Financial Advice & AIs
Anyone who has seen a doctor look something up on Google won’t be surprised in future to see financial advisors looking for help from ChatGPT or a similar LLM. A new study from Queen Mary College in London finds less than one in ten people has a high opinion of advice from financial professionals, which comes bottom of the list after social media, AI companies and friends and family. Top of the list is social media, where almost 40 per cent of respondents said they get their advice, followed by friends and family. Next on the list is AI companies, which as we wrote about last week, are definitely angling towards offering more professional advice. Then there’s the 9 per cent who use professional advisors. “Eileen Tipoe, a reader at Queen Mary University of London and author of the report, said that while some finfluencers created ‘great content’, ‘our findings show a clear gap between how influential financial guidance on social media has become, and the level of oversight that currently applies to it. While social media can improve access to information, the lack of consistent standards by the platform providers and disclosures means many users are exposed to guidance that would not meet basic quality expectations in other settings’.”
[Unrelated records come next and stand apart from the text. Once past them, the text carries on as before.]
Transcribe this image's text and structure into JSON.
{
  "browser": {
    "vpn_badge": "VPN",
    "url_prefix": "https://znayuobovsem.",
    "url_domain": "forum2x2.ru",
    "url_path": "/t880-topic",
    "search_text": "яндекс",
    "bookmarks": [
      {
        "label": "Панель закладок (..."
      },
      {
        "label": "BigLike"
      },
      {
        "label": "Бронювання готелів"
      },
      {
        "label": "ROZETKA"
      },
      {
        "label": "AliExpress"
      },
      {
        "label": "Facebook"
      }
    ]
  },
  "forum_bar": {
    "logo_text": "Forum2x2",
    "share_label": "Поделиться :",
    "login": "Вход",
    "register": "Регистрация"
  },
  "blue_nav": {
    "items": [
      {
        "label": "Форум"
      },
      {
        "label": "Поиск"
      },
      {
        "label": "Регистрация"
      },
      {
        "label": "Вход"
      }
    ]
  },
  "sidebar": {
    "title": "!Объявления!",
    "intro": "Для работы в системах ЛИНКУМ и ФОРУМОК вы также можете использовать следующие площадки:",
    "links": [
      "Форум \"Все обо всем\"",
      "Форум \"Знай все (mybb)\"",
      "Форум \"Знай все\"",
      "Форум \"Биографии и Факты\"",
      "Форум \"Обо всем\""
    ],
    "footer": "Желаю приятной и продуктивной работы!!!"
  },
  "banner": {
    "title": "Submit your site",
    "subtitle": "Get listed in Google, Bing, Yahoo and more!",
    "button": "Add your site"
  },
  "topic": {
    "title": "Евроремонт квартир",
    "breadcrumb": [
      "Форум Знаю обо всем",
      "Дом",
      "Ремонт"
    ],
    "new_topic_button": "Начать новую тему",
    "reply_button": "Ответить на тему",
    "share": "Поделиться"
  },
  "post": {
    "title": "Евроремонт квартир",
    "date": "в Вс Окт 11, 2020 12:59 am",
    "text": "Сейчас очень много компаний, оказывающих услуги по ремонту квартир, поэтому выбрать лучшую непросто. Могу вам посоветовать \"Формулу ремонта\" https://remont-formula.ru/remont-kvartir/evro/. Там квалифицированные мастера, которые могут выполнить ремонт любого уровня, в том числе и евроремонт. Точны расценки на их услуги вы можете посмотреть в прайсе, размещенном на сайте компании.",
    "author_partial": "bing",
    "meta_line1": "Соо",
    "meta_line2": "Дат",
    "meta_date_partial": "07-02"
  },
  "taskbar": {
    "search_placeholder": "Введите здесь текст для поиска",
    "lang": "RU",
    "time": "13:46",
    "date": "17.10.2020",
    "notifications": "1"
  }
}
These finfluencers are not giving the type of advice you might get from a finance professional. (We’re not including financial journalists such as Martin Lewis who have mainstream media platforms.) Nischa Shah for instance is a leading UK-based finfluencer and chartered accountant with more than two million followers on Youtube. When we looked at her channel, we found her advice includes videos such as Five Side Hustles to Make You £1,000 a Week, and how to spot secret millionaires at your local coffee shop. (Apparently, “they don’t have weird energy”.) The world of crypto influencers is particularly biased, as most are pushing followers to buy one crypto coin or another, with a very small percent of sceptics including Ed Zitron. In many countries, financial advisors are regulated, and they charge a fee for their services. Influencers tend to operate on unregulated channels, and make their money by monetising views on TikTok, YouTube and other channels. As banks look to provide more advisory services and earn more fee income, the field of financial advice looks wide open.
ChatGPT Launches a Financial Advisor in Beta
And as we hinted recently, AI companies are angling for this space too. Last Friday, ChatGPT beta launched its new personal financial advisor. “Today we’re releasing a preview of a new personal finance experience in ChatGPT to Pro users in the U.S,” said a notice on the OpenAI website. “Now you can securely connect your financial accounts, see a dashboard of where your money is going, and ask ChatGPT questions grounded in your financial context – all while staying in control of your data.” The chatbot gave an example of a user looking for a financial plan to help them start planning to buy a house in five years’ time. OpenAI is using Open Banking methods: it partners with Plaid, through which it can drink in all of your various financial channels, just as banks can do in several countries. Have a read here: it’s illuminating. OpenAI says that 200 million people ask ChatGPT for financial advice every month. Considering that people approach ChatGPT for everything from recipes to mental health advice, we can see this being a popular service.